データ同期を使用すると、AlloyDB for PostgreSQL クラスタに BigQuery 分析データのマネージド書き込み可能コピーを直接作成できます。この機能は、定義したスケジュールに従って、データ ウェアハウスのデータを運用データベースに自動的かつ定期的に更新します。
テーブルを AlloyDB に直接同期することで、BigQuery から運用データベースに分析データを転送するための複雑なカスタム データ パイプラインを構築、管理、維持する必要がなくなります。
データ同期の仕組み
データ同期では、alloydb_sync 拡張機能を使用してデータ レプリケーションを自動化します。同期テーブルを作成すると、AlloyDB はローカルの読み取り専用テーブルを設定し、BigQuery のソースから更新されたデータを定期的に取得するようにバックグラウンド ワーカーをスケジュールします。
クライアント アプリケーションは、AlloyDB でローカル同期テーブルを直接クエリします。これにより、クエリのレイテンシの短縮、AlloyDB の列エンジン、読み取りプール間の水平方向のスケールアウトというメリットが得られます。クエリをネットワーク経由で BigQuery に送信する必要はありません。
ユースケース
BigQuery から、運用データベースの高スループット、低レイテンシ、インタラクティブなパフォーマンスを必要とするアプリケーションに分析データを提供する必要がある場合は、テーブルを同期します。
一般的なユースケースは次のとおりです。
- 同時実行性の高いアプリケーション サービング: 数千人の同時接続ユーザーに分析情報を提供します。AlloyDB にデータを同期し、読み取りプールでスケールアウトすることで、BigQuery の同時クエリと接続の制限を回避できます。
- パフォーマンスの高速化: AlloyDB カラム型エンジンとローカル バッファ キャッシュを使用してデータを処理し、クエリの応答時間を 1 秒未満にします。

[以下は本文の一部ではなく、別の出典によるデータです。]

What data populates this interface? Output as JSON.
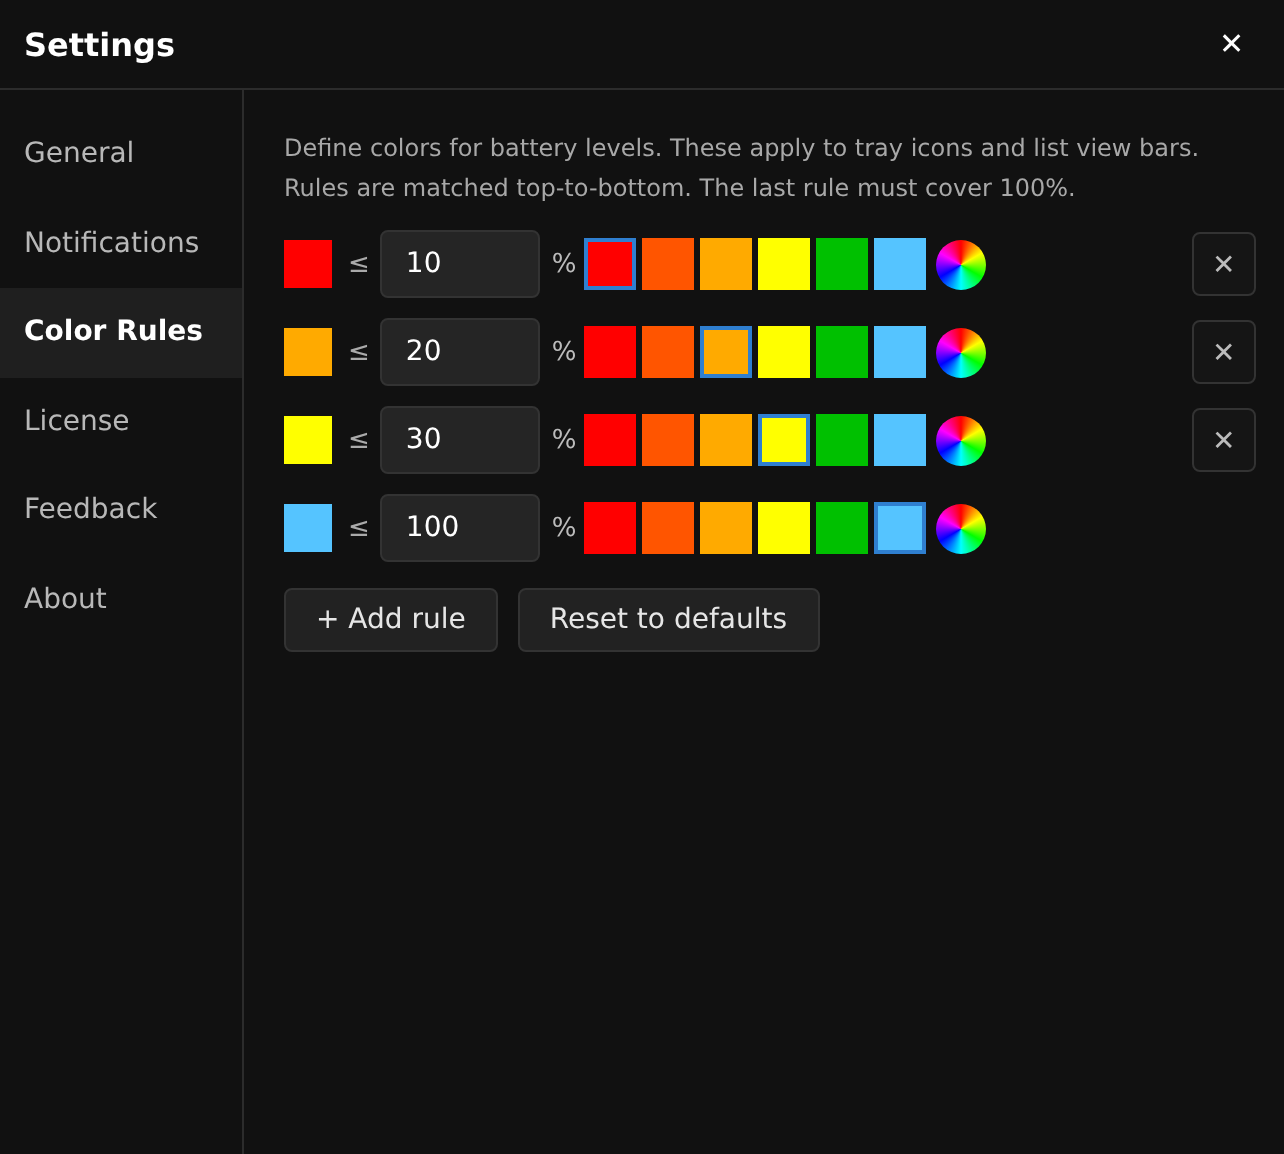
{
  "window": {
    "title": "Settings",
    "close": "✕"
  },
  "sidebar": {
    "items": [
      {
        "label": "General",
        "selected": false
      },
      {
        "label": "Notifications",
        "selected": false
      },
      {
        "label": "Color Rules",
        "selected": true
      },
      {
        "label": "License",
        "selected": false
      },
      {
        "label": "Feedback",
        "selected": false
      },
      {
        "label": "About",
        "selected": false
      }
    ]
  },
  "description": "Define colors for battery levels. These apply to tray icons and list view bars. Rules are matched top-to-bottom. The last rule must cover 100%.",
  "rules": [
    {
      "color": "#ff0000",
      "operator": "≤",
      "value": "10",
      "unit": "%",
      "remove": "✕",
      "palette": [
        {
          "color": "#ff0000",
          "selected": true
        },
        {
          "color": "#ff5500",
          "selected": false
        },
        {
          "color": "#ffaa00",
          "selected": false
        },
        {
          "color": "#ffff00",
          "selected": false
        },
        {
          "color": "#00c000",
          "selected": false
        },
        {
          "color": "#55c4ff",
          "selected": false
        }
      ]
    },
    {
      "color": "#ffaa00",
      "operator": "≤",
      "value": "20",
      "unit": "%",
      "remove": "✕",
      "palette": [
        {
          "color": "#ff0000",
          "selected": false
        },
        {
          "color": "#ff5500",
          "selected": false
        },
        {
          "color": "#ffaa00",
          "selected": true
        },
        {
          "color": "#ffff00",
          "selected": false
        },
        {
          "color": "#00c000",
          "selected": false
        },
        {
          "color": "#55c4ff",
          "selected": false
        }
      ]
    },
    {
      "color": "#ffff00",
      "operator": "≤",
      "value": "30",
      "unit": "%",
      "remove": "✕",
      "palette": [
        {
          "color": "#ff0000",
          "selected": false
        },
        {
          "color": "#ff5500",
          "selected": false
        },
        {
          "color": "#ffaa00",
          "selected": false
        },
        {
          "color": "#ffff00",
          "selected": true
        },
        {
          "color": "#00c000",
          "selected": false
        },
        {
          "color": "#55c4ff",
          "selected": false
        }
      ]
    },
    {
      "color": "#55c4ff",
      "operator": "≤",
      "value": "100",
      "unit": "%",
      "palette": [
        {
          "color": "#ff0000",
          "selected": false
        },
        {
          "color": "#ff5500",
          "selected": false
        },
        {
          "color": "#ffaa00",
          "selected": false
        },
        {
          "color": "#ffff00",
          "selected": false
        },
        {
          "color": "#00c000",
          "selected": false
        },
        {
          "color": "#55c4ff",
          "selected": true
        }
      ]
    }
  ],
  "buttons": [
    "+ Add rule",
    "Reset to defaults"
  ]
}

- データ ミラーリングの自動化: バッチ ETL ジョブを手動でオーケストレーションすることなく、BigQuery からの分析データの自動化されたスケジュールされた更新を維持します。
- AI と運用ワークフローの有効化: 分析データを AlloyDB に具体化してベクトル エンベディングを生成し、類似性検索を実行し、AlloyDB AI を使用してエージェント ワークフローを強化します。
アーキテクチャとデータフロー
alloydb_sync 拡張機能は、バックグラウンド ワーカーを使用して、構成されたスケジュールに従って BigQuery から AlloyDB クラスタのローカル テーブルにデータを定期的にストリーミングします。アプリケーションは、低レイテンシでローカル テーブルにクエリを実行します。
次の図は、データ同期アーキテクチャを示しています。
データ型マッピング
BigQuery から AlloyDB にデータを同期すると、AlloyDB は BigQuery のデータ型を対応する PostgreSQL のデータ型にマッピングします。
同期テーブルを作成する前に、ソースの BigQuery 列でサポートされているデータ型が使用されていることを確認します。マッピングとサポートされているタイプの完全なリストについては、サポートされているデータ型のマッピングをご覧ください。
料金
データ同期を使用すると、 Google Cloud は次のコンポーネントに基づいて課金します。詳細については、BigQuery データを AlloyDB に同期するをご覧ください。
- AlloyDB: AlloyDB インスタンスと、ローカルで同期されたテーブルで使用されるストレージには、標準の料金が適用されます。
- BigQuery:
alloydb_sync更新ジョブの実行中に実行されるクエリとデータ ストリームには、BigQuery の標準分析料金と BigQuery Storage API 料金が発生します。 - Cloud Storage: Cloud Storage の Apache Iceberg テーブルからデータを同期する場合、標準のストレージ料金とデータ取得料金が適用されます。
制限事項
データ同期には次の制限があります。
- データの更新速度: 同期されたテーブルのデータには、最後に完了した更新以降のソース BigQuery テーブルの状態が反映されます。
- PostgreSQL のバージョン:
alloydb_sync拡張機能を使用したデータ同期は、PostgreSQL バージョン 18 でのみサポートされています。 - データ型の互換性: ソース列は、サポートされている PostgreSQL データ型にマッピングする必要があります。サポートされていない複合型(
ARRAY、BYTES、VECTOR、GEOGRAPHYなど)の場合は、同期する前に BigQuery ビューで列を変換またはキャストする必要があります。